Autsch...das könnte aber echt teuer werden ! 

Ich hatte vor zwei Jahren mal 2 Wochen lang ein 26 Fuss Boot. Das Teil war (rein vom Boot her) echte Sahne. Lag traumhaft in den Wellen und war schön schnell.

Leider war bei dem Teil ein 225 PS 2-Takt-Motor drauf (Johnson). Bei meinem Trip zum Marathon Hump (mit vorher vollgetankten Boot) hat sich dann aber gaaaanz krass der Spritverbrauch gezeigt...dabei bin ich längst nicht Vollgas gefahren, sondern mit "bummeligen" 30mph !
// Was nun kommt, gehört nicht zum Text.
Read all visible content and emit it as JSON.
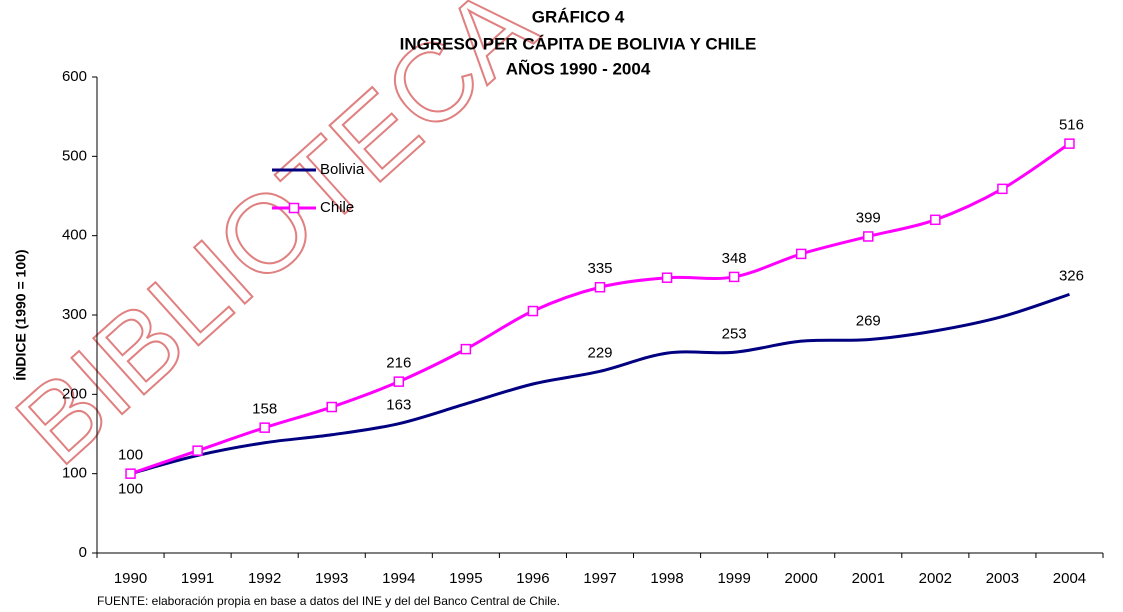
{
  "chart_data": {
    "type": "line",
    "watermark": "BIBLIOTECA",
    "title": [
      "GRÁFICO 4",
      "INGRESO PER CÁPITA DE BOLIVIA Y CHILE",
      "AÑOS 1990 - 2004"
    ],
    "ylabel": "ÍNDICE (1990 = 100)",
    "source": "FUENTE: elaboración propia en base a datos del INE y del del Banco Central de Chile.",
    "categories": [
      "1990",
      "1991",
      "1992",
      "1993",
      "1994",
      "1995",
      "1996",
      "1997",
      "1998",
      "1999",
      "2000",
      "2001",
      "2002",
      "2003",
      "2004"
    ],
    "series": [
      {
        "name": "Bolivia",
        "color": "#000080",
        "marker": false,
        "values": [
          100,
          123,
          139,
          149,
          163,
          188,
          213,
          229,
          252,
          253,
          267,
          269,
          280,
          298,
          326
        ],
        "value_labels": [
          "100",
          null,
          null,
          null,
          "163",
          null,
          null,
          "229",
          null,
          "253",
          null,
          "269",
          null,
          null,
          "326"
        ]
      },
      {
        "name": "Chile",
        "color": "#ff00ff",
        "marker": true,
        "values": [
          100,
          129,
          158,
          184,
          216,
          257,
          305,
          335,
          347,
          348,
          377,
          399,
          420,
          459,
          516
        ],
        "value_labels": [
          "100",
          null,
          "158",
          null,
          "216",
          null,
          null,
          "335",
          null,
          "348",
          null,
          "399",
          null,
          null,
          "516"
        ]
      }
    ],
    "ylim": [
      0,
      600
    ],
    "yticks": [
      0,
      100,
      200,
      300,
      400,
      500,
      600
    ],
    "grid": false,
    "legend": "upper left"
  }
}
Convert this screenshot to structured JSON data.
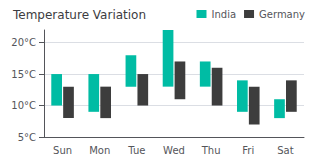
{
  "chart_data": {
    "type": "range_bar",
    "title": "Temperature Variation",
    "categories": [
      "Sun",
      "Mon",
      "Tue",
      "Wed",
      "Thu",
      "Fri",
      "Sat"
    ],
    "series": [
      {
        "name": "India",
        "color": "#00BCA4",
        "low": [
          10,
          9,
          13,
          13,
          13,
          9,
          8
        ],
        "high": [
          15,
          15,
          18,
          22,
          17,
          14,
          11
        ]
      },
      {
        "name": "Germany",
        "color": "#3D3D3D",
        "low": [
          8,
          8,
          10,
          11,
          10,
          7,
          9
        ],
        "high": [
          13,
          13,
          15,
          17,
          16,
          13,
          14
        ]
      }
    ],
    "ylim": [
      5,
      22
    ],
    "yticks": [
      {
        "value": 5,
        "label": "5°C"
      },
      {
        "value": 10,
        "label": "10°C"
      },
      {
        "value": 15,
        "label": "15°C"
      },
      {
        "value": 20,
        "label": "20°C"
      }
    ],
    "grid": true,
    "legend": "upper right"
  }
}
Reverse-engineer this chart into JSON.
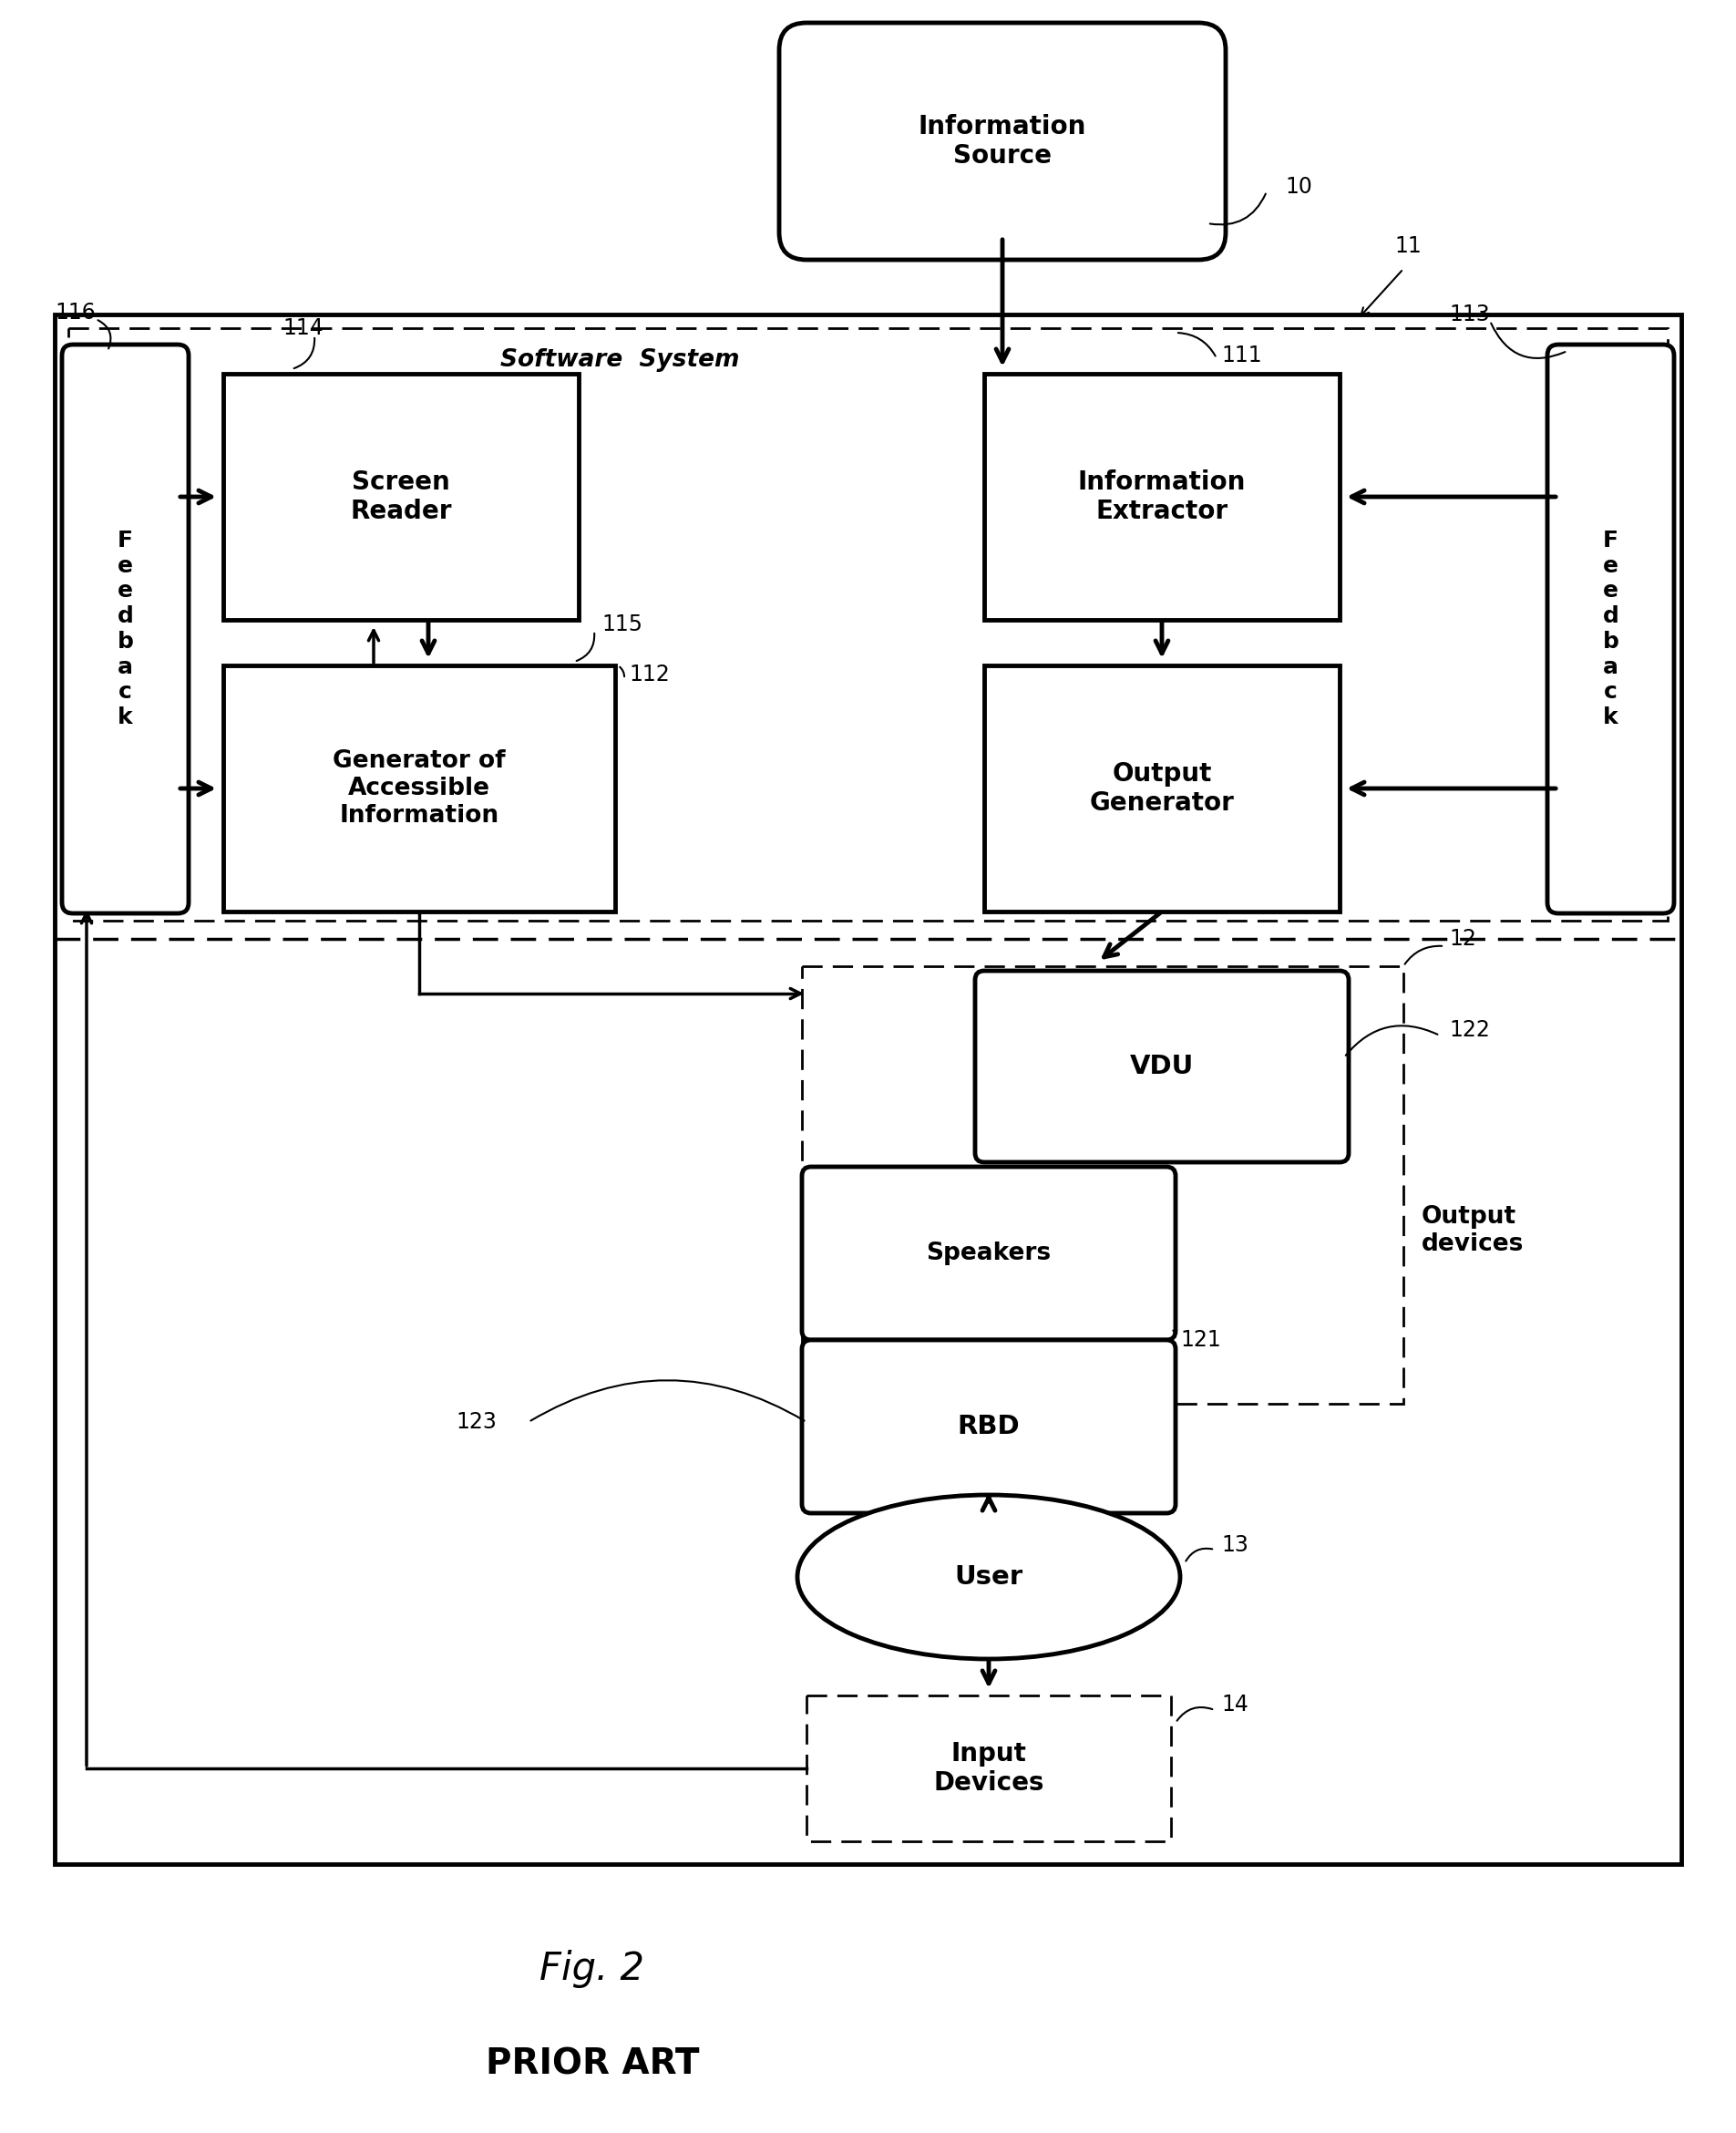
{
  "bg_color": "#ffffff",
  "fig_width": 19.05,
  "fig_height": 23.4,
  "title": "Fig. 2",
  "subtitle": "PRIOR ART",
  "labels": {
    "info_source": "Information\nSource",
    "software_system": "Software  System",
    "screen_reader": "Screen\nReader",
    "info_extractor": "Information\nExtractor",
    "generator": "Generator of\nAccessible\nInformation",
    "output_generator": "Output\nGenerator",
    "feedback_left": "F\ne\ne\nd\nb\na\nc\nk",
    "feedback_right": "F\ne\ne\nd\nb\na\nc\nk",
    "vdu": "VDU",
    "speakers": "Speakers",
    "rbd": "RBD",
    "output_devices": "Output\ndevices",
    "user": "User",
    "input_devices": "Input\nDevices"
  },
  "ref_nums": {
    "info_source": "10",
    "ref_11": "11",
    "ref_111": "111",
    "screen_reader": "114",
    "feedback_left": "116",
    "feedback_right": "113",
    "generator": "112",
    "ref_115": "115",
    "output_devices": "12",
    "vdu": "122",
    "speakers": "121",
    "rbd": "123",
    "user": "13",
    "input_devices": "14"
  }
}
Als ich abends wieder aufgetankt habe dachte ich, dass mein Tank ein Leck haben muss !!!! ;+

Das Boot hat bei diesem Trip insgesamt 110 Gallons (!!!!!!!!!) benötigt !!! :r Das sind ca. 400 Liter !!! |krach:#q|bigeyes

Meine Tankrechnung war damit alleine für diesen einen Tag bei US$ 300 !!! Danach bin ich mit diesem Boot nie wieder (!) so weit gefahren...ich bin wirklich beinahe vom Glauben abgefallen.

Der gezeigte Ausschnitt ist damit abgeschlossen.